“传言剑铸成后,以剑主至亲之人的血祭剑,而后剑鸣三声,则宝剑可成。”
薛鸣玉思忖道:“至亲之人?屠善算吗?”好歹她也叫了她几年的姑姑。
“以人伦论,算;以天道论,不算。至亲之人须得你血脉至亲,抑或是与你结契之人。譬如——”他顿了一下,才道,“李悬镜。他曾与你有夫妻契约。”
“可李悬镜已死。”
薛鸣玉突然感到后悔,她杀早了。
然而不多时,她就又想到了法子。“你说,假使我再成亲与人结契一次呢?”
“如此,确是可行,只是你已经接连杀了几人,不能再一味地杀下去,否则遭天谴这话可不是一句戏言。”而后卫莲舟便教她如何避过天谴。

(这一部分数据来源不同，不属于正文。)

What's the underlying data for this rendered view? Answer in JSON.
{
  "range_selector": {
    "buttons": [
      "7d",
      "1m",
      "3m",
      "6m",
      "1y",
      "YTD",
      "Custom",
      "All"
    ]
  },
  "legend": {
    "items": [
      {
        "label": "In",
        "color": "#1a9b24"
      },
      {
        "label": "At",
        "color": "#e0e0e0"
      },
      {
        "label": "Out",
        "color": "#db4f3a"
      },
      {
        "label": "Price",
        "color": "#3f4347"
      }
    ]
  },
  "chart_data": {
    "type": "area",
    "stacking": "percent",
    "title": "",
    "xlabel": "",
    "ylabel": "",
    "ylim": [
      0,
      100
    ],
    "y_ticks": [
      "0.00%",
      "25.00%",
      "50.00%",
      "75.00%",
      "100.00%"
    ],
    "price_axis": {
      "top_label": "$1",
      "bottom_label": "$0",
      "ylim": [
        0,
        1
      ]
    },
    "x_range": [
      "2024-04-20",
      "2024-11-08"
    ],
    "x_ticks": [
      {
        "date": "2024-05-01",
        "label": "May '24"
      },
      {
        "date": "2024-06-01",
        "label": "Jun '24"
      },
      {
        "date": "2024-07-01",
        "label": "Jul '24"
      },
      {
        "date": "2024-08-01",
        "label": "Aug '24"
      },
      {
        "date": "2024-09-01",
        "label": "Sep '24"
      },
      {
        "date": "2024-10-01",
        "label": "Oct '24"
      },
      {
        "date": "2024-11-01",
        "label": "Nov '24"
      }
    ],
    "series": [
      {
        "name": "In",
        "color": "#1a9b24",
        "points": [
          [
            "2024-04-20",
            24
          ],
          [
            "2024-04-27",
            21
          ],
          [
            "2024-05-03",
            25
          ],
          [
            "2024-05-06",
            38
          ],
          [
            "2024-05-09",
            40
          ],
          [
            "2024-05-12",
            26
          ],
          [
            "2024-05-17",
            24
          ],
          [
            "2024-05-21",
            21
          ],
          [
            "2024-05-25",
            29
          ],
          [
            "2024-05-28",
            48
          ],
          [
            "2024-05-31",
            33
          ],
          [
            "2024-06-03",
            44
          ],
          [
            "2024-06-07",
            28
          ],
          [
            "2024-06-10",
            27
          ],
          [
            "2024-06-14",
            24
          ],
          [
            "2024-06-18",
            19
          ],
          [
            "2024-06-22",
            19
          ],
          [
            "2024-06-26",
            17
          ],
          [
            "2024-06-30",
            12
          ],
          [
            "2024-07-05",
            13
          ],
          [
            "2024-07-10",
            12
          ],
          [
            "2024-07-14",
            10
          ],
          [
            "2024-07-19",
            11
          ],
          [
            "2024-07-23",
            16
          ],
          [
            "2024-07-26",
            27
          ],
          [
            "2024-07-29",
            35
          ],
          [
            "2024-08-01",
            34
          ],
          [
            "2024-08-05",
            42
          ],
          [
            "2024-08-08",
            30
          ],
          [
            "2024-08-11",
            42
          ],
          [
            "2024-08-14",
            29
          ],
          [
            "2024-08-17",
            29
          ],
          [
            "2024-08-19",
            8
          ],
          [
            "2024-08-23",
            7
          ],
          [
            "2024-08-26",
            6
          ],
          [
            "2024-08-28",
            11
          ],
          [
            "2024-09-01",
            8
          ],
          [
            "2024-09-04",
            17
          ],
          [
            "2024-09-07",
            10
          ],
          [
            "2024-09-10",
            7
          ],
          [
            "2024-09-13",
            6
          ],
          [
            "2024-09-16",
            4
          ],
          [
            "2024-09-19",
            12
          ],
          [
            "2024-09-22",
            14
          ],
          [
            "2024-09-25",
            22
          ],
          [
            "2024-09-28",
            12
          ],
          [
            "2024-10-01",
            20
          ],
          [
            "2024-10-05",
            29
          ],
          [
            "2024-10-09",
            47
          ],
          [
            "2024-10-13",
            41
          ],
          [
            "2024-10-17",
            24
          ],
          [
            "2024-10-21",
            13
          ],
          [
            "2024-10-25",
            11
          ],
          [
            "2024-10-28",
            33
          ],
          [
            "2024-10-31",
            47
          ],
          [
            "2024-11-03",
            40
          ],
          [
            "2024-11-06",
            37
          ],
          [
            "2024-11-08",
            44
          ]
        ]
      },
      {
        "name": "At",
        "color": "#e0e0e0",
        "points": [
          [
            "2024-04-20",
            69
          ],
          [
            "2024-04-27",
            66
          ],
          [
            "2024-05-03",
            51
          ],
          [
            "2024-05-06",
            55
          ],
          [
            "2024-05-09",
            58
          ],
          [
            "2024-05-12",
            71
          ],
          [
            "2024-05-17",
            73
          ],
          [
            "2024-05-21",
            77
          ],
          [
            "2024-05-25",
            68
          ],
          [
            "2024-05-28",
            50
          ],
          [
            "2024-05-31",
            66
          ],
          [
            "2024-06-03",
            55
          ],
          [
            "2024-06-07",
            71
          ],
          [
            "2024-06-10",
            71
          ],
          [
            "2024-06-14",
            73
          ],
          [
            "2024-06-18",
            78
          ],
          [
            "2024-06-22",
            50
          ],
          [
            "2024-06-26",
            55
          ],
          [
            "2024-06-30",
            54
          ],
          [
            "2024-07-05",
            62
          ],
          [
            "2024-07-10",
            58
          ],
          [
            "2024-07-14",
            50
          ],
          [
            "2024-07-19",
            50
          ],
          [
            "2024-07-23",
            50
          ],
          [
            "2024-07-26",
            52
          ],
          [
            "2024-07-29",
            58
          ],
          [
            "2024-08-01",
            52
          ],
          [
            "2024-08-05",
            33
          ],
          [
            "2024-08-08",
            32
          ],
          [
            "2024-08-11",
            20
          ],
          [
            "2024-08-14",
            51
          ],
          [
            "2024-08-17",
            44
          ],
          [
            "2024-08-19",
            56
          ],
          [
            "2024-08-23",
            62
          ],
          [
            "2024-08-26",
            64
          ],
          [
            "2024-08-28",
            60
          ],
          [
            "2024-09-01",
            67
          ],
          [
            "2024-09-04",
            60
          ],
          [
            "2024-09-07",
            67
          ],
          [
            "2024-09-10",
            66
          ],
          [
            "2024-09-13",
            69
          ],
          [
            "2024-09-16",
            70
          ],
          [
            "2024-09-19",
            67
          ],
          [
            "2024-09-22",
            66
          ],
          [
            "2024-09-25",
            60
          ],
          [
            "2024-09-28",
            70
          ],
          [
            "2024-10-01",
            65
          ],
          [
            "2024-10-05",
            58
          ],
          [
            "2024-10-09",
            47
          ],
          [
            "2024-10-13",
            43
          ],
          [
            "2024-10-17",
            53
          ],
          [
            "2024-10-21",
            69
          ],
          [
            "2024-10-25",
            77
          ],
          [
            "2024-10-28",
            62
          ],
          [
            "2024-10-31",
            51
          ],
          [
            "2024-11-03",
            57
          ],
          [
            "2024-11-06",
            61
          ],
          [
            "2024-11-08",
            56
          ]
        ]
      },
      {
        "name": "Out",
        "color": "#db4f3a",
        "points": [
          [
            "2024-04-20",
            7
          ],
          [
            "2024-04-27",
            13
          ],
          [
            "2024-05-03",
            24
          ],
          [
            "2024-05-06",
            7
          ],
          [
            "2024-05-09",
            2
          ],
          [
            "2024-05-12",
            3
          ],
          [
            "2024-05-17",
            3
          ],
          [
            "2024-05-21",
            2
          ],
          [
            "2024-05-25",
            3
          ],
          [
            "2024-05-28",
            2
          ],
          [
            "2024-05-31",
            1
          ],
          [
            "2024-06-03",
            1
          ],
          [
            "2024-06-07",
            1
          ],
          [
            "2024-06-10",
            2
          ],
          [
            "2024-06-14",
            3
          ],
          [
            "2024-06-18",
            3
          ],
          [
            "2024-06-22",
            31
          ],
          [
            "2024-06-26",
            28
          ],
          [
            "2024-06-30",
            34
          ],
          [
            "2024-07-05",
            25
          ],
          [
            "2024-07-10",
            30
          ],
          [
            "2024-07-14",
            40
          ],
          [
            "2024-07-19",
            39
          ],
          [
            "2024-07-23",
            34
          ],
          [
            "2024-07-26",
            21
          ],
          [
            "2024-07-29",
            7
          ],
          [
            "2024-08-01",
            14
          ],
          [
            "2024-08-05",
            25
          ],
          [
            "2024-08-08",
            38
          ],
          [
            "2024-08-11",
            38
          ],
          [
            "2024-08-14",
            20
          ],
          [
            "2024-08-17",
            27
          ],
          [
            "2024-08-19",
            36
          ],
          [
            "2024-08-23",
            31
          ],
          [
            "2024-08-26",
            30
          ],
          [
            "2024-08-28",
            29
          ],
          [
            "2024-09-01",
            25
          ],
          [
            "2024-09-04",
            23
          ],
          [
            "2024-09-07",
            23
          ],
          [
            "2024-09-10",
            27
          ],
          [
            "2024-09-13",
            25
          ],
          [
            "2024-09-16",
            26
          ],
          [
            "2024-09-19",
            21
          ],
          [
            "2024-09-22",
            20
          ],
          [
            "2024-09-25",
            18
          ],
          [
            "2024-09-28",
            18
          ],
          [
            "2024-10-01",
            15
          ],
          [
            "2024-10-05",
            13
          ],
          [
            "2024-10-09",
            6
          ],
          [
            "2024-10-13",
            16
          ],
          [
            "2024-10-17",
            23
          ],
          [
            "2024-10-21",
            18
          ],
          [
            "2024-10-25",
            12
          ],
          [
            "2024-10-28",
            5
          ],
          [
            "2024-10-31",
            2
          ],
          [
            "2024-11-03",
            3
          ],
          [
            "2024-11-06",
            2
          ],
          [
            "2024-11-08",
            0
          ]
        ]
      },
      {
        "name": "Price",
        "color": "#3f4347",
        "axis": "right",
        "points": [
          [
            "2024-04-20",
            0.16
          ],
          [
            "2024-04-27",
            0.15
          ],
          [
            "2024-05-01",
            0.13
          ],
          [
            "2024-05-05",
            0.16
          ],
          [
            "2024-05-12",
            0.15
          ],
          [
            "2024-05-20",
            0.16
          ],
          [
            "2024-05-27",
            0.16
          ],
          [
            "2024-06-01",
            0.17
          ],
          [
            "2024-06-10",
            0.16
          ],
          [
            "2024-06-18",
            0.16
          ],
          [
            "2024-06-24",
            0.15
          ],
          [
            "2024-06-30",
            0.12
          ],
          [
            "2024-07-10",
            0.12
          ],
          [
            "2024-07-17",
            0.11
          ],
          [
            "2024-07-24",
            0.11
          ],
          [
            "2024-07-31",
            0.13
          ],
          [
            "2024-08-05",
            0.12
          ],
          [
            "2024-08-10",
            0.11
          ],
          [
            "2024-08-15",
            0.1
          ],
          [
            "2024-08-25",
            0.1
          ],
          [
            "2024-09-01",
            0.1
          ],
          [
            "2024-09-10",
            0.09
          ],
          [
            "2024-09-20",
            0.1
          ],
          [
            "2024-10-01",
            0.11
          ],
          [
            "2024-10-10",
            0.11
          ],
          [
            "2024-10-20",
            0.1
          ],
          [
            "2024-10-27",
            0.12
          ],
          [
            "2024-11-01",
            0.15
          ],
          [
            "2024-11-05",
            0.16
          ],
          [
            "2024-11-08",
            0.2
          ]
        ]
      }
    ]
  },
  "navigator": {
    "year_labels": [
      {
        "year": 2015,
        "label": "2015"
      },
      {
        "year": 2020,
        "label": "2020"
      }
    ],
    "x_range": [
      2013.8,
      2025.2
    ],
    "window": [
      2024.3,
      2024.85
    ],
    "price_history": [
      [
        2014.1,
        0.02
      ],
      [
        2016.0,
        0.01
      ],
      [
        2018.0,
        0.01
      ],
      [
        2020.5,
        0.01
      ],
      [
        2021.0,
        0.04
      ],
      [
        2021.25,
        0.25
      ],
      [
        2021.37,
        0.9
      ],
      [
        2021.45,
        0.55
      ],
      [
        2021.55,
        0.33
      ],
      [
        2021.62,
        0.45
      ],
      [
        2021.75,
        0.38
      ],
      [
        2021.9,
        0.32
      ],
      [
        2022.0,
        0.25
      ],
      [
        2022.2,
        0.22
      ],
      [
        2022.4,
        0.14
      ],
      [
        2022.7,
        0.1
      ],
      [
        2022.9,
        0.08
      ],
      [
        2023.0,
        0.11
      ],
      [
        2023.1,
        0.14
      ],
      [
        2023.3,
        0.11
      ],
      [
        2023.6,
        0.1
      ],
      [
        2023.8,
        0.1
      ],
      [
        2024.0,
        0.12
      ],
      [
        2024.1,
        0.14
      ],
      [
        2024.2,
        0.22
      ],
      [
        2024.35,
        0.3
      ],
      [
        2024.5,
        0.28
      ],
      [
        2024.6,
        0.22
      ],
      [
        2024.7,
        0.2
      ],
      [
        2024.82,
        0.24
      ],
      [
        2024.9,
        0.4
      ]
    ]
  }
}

“一命一价,倘若你白白杀人,天道必容不下你;但你若是拿奇珍异宝去换他们的命,便是他们死了,天道也只会认定是他们贪婪所致。”
“你的意思是——”
“放出风声,就说你要结契,再以利动之,待鱼儿为利所诱,咬钩之时便是他丧命之日。这样的人,即便死了,天道也不会怜惜他。”
卫莲舟慢条斯理道。
他的脸孔映在烛火之中不觉蒙上了淡淡的阴翳,竟有几分凛冽冷酷的意味。